Il chitarrista Ryan Albert Miller è ormai un veterano della sperimentazione in ambito avant-garde, toccando con i suoi vari progetti U SCO, Teton e With Eyes Abstract vette di astrazione free form che di solito si ammassano in un groviglio ai limiti dell'indeterminazione sonora, sfiorando cacofonica e dissonanza. L'ultima sua avventura musicale è il supergruppo mmulreso, messo insieme nel 2019 e formato con il batterista Danny Piechocki (Ahleuchatistas, Terms) e i bassisti Andrew Jones (Julia Holter band, Teton, The Crenshaw) e l'apprezzato Logan Kane (Thumpasaurus).
Il primo album di questo combo è fate wave che, rispetto alle precedenti esperienze di Miller, appare leggermente più orientato ad un caos organizzato dal quale emerge, se non una parvenza di direzione formale, qualche traccia di armonia. Il fatto è che l'architettura sonora appare così intricata, tanto che ogni strumento si accavalla sull'altro, formando una nebulosa timbrica compatta in perpetuo movimento. aerial bell è quasi melodioso nei suoi groove geometrici e le sue continue disgregazioni in mille rivoli, che vanno ad erodere i confini tra math rock, prog e jazz, come insegnano i Monobody, e ne fanno una delle composizioni più stimolanti ascoltate ultimamente.

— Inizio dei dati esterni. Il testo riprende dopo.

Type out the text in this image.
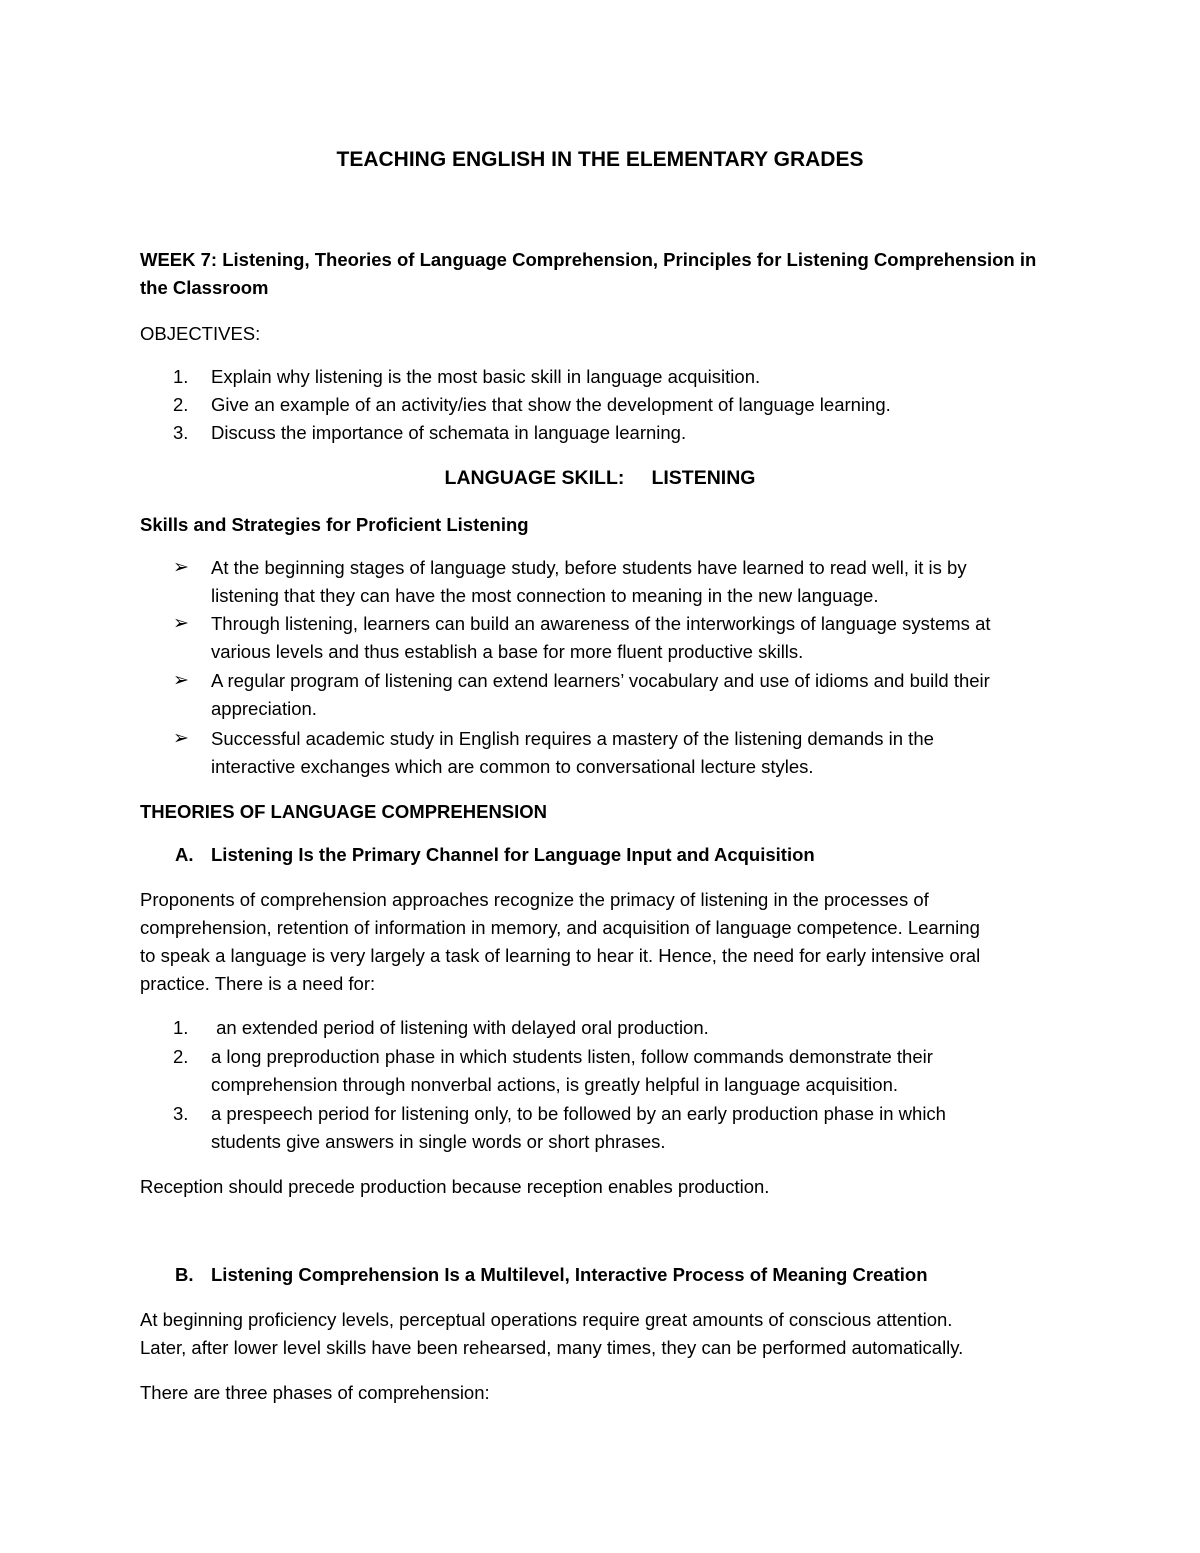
TEACHING ENGLISH IN THE ELEMENTARY GRADES
WEEK 7: Listening, Theories of Language Comprehension, Principles for Listening Comprehension in
the Classroom
OBJECTIVES:
1. Explain why listening is the most basic skill in language acquisition.
2. Give an example of an activity/ies that show the development of language learning.
3. Discuss the importance of schemata in language learning.
LANGUAGE SKILL:     LISTENING
Skills and Strategies for Proficient Listening
➢ At the beginning stages of language study, before students have learned to read well, it is by
listening that they can have the most connection to meaning in the new language.
➢ Through listening, learners can build an awareness of the interworkings of language systems at
various levels and thus establish a base for more fluent productive skills.
➢ A regular program of listening can extend learners’ vocabulary and use of idioms and build their
appreciation.
➢ Successful academic study in English requires a mastery of the listening demands in the
interactive exchanges which are common to conversational lecture styles.
THEORIES OF LANGUAGE COMPREHENSION
A. Listening Is the Primary Channel for Language Input and Acquisition
Proponents of comprehension approaches recognize the primacy of listening in the processes of
comprehension, retention of information in memory, and acquisition of language competence. Learning
to speak a language is very largely a task of learning to hear it. Hence, the need for early intensive oral
practice. There is a need for:
1. an extended period of listening with delayed oral production.
2. a long preproduction phase in which students listen, follow commands demonstrate their
comprehension through nonverbal actions, is greatly helpful in language acquisition.
3. a prespeech period for listening only, to be followed by an early production phase in which
students give answers in single words or short phrases.
Reception should precede production because reception enables production.
B. Listening Comprehension Is a Multilevel, Interactive Process of Meaning Creation
At beginning proficiency levels, perceptual operations require great amounts of conscious attention.
Later, after lower level skills have been rehearsed, many times, they can be performed automatically.
There are three phases of comprehension:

Ma che per Miller e il resto della band la partitura ritmica rivesta un ruolo preponderante rispetto a quella armonica lo conferma owl, nella quale non si trova un filo conduttore armonico nell'ammasso frenetico di note che viene vomitato dalla chitarra perennemente irrequieta - come un incontro tra il virtuosismo zappiano di Mike Keneally e l'aleatorietà di Henry Kaiser -, ma il tutto si dipana in funzione delle tentacolari deviazioni percussive, caricate come una sorta di moto perpetuo nello scandire tempi complessi e macchinosi.

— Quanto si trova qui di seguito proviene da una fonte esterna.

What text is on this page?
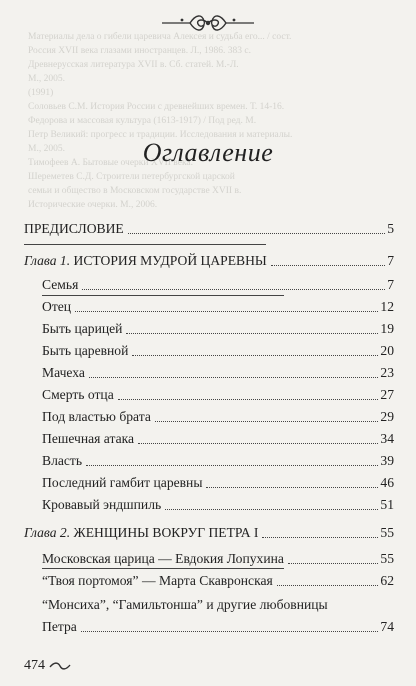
Материалы дела о гибели царевича Алексея и судьба его... / сост.
Россия XVII века глазами иностранцев. Л., 1986. 383 с.
Древнерусская литература XVII в. Сб. статей. М.-Л.
М., 2005.
(1991)
Соловьев С.М. История России с древнейших времен. Т. 14-16.
Федорова и массовая культура (1613-1917) / Под ред. М.
Петр Великий: прогресс и традиции. Исследования и материалы.
М., 2005.
Тимофеев А. Бытовые очерки XVII века.
Шереметев С.Д. Строители петербургской царской
семьи и общество в Московском государстве XVII в.
Исторические очерки. М., 2006.
Оглавление
ПРЕДИСЛОВИЕ	5
Глава 1. ИСТОРИЯ МУДРОЙ ЦАРЕВНЫ	7
Семья	7
Отец	12
Быть царицей	19
Быть царевной	20
Мачеха	23
Смерть отца	27
Под властью брата	29
Пешечная атака	34
Власть	39
Последний гамбит царевны	46
Кровавый эндшпиль	51
Глава 2. ЖЕНЩИНЫ ВОКРУГ ПЕТРА I	55
Московская царица — Евдокия Лопухина	55
“Твоя портомоя” — Марта Скавронская	62
“Монсиха”, “Гамильтонша” и другие любовницы
Петра	74
474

Se glowworm conferma tale aspetto e prospettiva, beam shear colleziona una serie di scombinati arpeggi e riff all'insegna del math rock più convulso, mentre il suo seguito beam shear [alt] e arp salix sono dei saggi di "guitar craft" frippiana ipercinetici, che appaiono discendere direttamente da quello che sembra un ramo derivato dai "projekct" crimsoniani giunto dal futuro. Il disco è completato da cinque brevi bozze sonore basate sull'improvvisazione che si dedicano maggiormente all'avant-garde atmosferico e che fanno di fate wave una totale esplorazione delle molteplici forme di cui si nutre il prog (jazz, classica contemporanea, metal e math rock) portandole all'estremo. Un album affascinante e stimolante al quale però bisogna approcciarsi con il giusto stato d'animo per concentrarsi nell'ascolto e godere appieno della sua complessità.